How can critics of Islamophobia be more bothered by Trump than by what China is doing in Xinjiang?

It’s the sheer scale of the thing that is so terrifying.

There are roughly 11 million Uighurs in the sparse, arid lands of Xinjiang in northwestern China. At least a million of them — the U.S. Defense Department says it may be as many as 3 million — have been detained in what can only be called concentration camps.

Spokesmen in Beijing claim, somewhat perfunctorily, that these are “educational centers,” teaching the Chinese language and vocational skills. But they don’t really expect anyone to believe that. What they have in fact created is a gulag archipelago: a chain of prison camps, with armed guards and barbed wire, in which a form of cultural genocide is being pursued.

The Uighurs, a Turkic Muslim people, are being forcibly assimilated into Communist China with a brutality that evokes the Cultural Revolution. They are forced to eat pork, drink alcohol, shave their beards. At the same time, they are subjected to forced labor — yet another reminder that communism, in common with almost every other form of social organization over the past 10,000 years, relies on slavery and that, as the great economist Don Boudreaux likes to point out, capitalism is the one system that tends to eliminate that foul institution.

The muted way in which these abominations are covered is puzzling. Sure, there is plenty of hardship in the world. There are wars and refugee crises all over Asia, from Yemen to Burma. But I can’t think of another human rights crisis where there is such a mismatch between the number of people involved and the amount of international interest.

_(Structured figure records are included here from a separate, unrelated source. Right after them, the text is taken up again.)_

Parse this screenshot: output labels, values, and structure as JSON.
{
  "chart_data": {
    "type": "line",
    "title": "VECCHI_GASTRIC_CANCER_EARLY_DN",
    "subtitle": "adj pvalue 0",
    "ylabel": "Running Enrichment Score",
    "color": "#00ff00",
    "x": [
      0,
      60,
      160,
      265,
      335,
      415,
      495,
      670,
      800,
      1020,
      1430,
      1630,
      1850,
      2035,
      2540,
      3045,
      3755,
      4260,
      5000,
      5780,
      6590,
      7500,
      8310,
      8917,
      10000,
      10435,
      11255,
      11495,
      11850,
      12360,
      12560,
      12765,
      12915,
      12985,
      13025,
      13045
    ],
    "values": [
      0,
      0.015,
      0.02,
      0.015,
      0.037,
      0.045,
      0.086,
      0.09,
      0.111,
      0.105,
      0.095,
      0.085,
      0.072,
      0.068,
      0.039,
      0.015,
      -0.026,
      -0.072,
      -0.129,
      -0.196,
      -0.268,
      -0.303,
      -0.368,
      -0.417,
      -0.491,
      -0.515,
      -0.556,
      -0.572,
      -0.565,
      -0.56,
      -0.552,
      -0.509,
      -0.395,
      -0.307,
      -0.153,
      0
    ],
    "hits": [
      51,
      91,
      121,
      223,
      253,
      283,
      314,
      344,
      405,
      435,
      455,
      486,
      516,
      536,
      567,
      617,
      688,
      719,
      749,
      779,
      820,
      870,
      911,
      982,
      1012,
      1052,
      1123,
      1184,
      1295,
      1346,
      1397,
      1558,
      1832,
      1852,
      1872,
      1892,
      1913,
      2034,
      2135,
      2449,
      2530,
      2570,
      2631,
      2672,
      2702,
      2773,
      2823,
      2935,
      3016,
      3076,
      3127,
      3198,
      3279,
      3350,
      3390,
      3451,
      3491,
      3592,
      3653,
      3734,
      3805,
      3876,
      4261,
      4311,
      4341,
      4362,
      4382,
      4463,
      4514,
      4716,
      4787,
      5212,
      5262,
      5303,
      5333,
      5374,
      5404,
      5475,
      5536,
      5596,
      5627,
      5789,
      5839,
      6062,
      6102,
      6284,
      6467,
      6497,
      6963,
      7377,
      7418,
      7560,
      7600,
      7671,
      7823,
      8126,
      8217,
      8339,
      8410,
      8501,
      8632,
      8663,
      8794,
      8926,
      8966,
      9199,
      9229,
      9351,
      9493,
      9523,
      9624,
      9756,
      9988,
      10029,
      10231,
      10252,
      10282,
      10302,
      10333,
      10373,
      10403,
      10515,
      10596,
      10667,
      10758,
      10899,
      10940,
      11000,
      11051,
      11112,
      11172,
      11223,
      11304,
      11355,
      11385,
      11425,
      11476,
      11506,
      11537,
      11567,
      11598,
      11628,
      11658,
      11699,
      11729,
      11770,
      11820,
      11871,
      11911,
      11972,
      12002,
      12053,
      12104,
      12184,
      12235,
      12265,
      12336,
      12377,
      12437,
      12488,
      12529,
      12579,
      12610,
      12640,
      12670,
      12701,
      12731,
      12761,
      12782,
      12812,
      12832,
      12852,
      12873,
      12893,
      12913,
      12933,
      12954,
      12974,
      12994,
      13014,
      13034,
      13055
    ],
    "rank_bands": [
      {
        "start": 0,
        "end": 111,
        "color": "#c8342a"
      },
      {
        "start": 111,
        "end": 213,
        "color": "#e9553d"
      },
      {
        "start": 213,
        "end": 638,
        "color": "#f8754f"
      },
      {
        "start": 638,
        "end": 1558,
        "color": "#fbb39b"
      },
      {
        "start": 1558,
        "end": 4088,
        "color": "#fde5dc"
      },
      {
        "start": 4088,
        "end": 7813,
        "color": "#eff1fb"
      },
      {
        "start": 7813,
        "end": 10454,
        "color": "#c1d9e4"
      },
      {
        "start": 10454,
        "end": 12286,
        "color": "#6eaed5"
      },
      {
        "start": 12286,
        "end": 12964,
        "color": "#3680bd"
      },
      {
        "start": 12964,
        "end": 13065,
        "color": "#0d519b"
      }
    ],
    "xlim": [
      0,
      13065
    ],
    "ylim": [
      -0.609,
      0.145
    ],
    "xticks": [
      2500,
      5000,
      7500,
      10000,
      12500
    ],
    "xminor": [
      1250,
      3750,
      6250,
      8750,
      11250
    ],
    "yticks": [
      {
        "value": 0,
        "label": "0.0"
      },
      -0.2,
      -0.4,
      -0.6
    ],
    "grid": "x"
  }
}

Think of the outrage when President Trump proposed some pretty token restrictions on immigration from a number of Muslim-majority states. There was worldwide condemnation and rage. He was, we were told, validating a form of Islamophobic bigotry that would take us back to the Middle Ages.

Yet when another world power, a totalitarian regime, puts Muslims in concentration camps, the same pundits make mild disapprobatory noises and change the subject. Nor, by the way, does this apply only to American liberals. We find the same double standard among European leftists and, indeed, among commentators and politicians in Islamic countries.

Why the asymmetry? Part of the answer, of course, is “because Trump.” Some critics are just more interested in pointing to the president’s prejudices than in redressing injustices.

But “because Trump” is simply a distilled form of the traditional “because America.” To the committed anti-colonialist, the world’s worst ills come from the West in general and the United States in particular. The poverty in Venezuela, for example, is blamed not on socialism but on largely imaginary U.S. sanctions. The abominations carried out by the Islamic State are somehow America’s fault, because in a way that no one ever quite explains, that group came into existence as a result of the Iraq War. And so on.

In some parts of the world, these conspiracy theories are a legacy of the Cold War. If your childhood was drenched with propaganda about Yankee imperialism, some of it will have seeped in. In the United States, a form of solipsism comes into play. Just as individuals tend to place themselves at the center of the universe, so do countries. We assume that everything is about us.

There is more to it than that, though. Deep down, the asymmetry of condemnation is rather flattering to the United States. Nasty words from a U.S. president are somehow more outrageous than systematic repression from China, because in the final analysis, most people — including most Muslims — hold the U.S. to a higher standard than they do China.

Why is China behaving this way? Partly because communists loathe religion, but mainly because of something more chilling. In The Dawn of Eurasia, published last year, Bruno Macães talks about the roadblocks and checkpoints that a traveler encounters in Xinjiang. He recounts being stopped seven times at successive street corners and held up for a whole day on a rural road. He concludes, “There can be no Belt and Road without Xinjiang, but at the same time it is difficult to see how China will solve the contradiction between facilitating trade and movement while closing borders and subjecting everyone to surveillance.” Macães, a former minister from Portugal, is a far-sighted writer, but the actual solution — interning an entire population — was beyond what he could imagine as recently as last year.

To summarize: In pursuit of commercial gain, modern China is doing something that we associate with Hitler and Stalin, namely locking up whole populations on ethnic and religious grounds. If you’re more bothered by Trump saying hurtful things, you need to ask yourself some hard questions about what motivates you.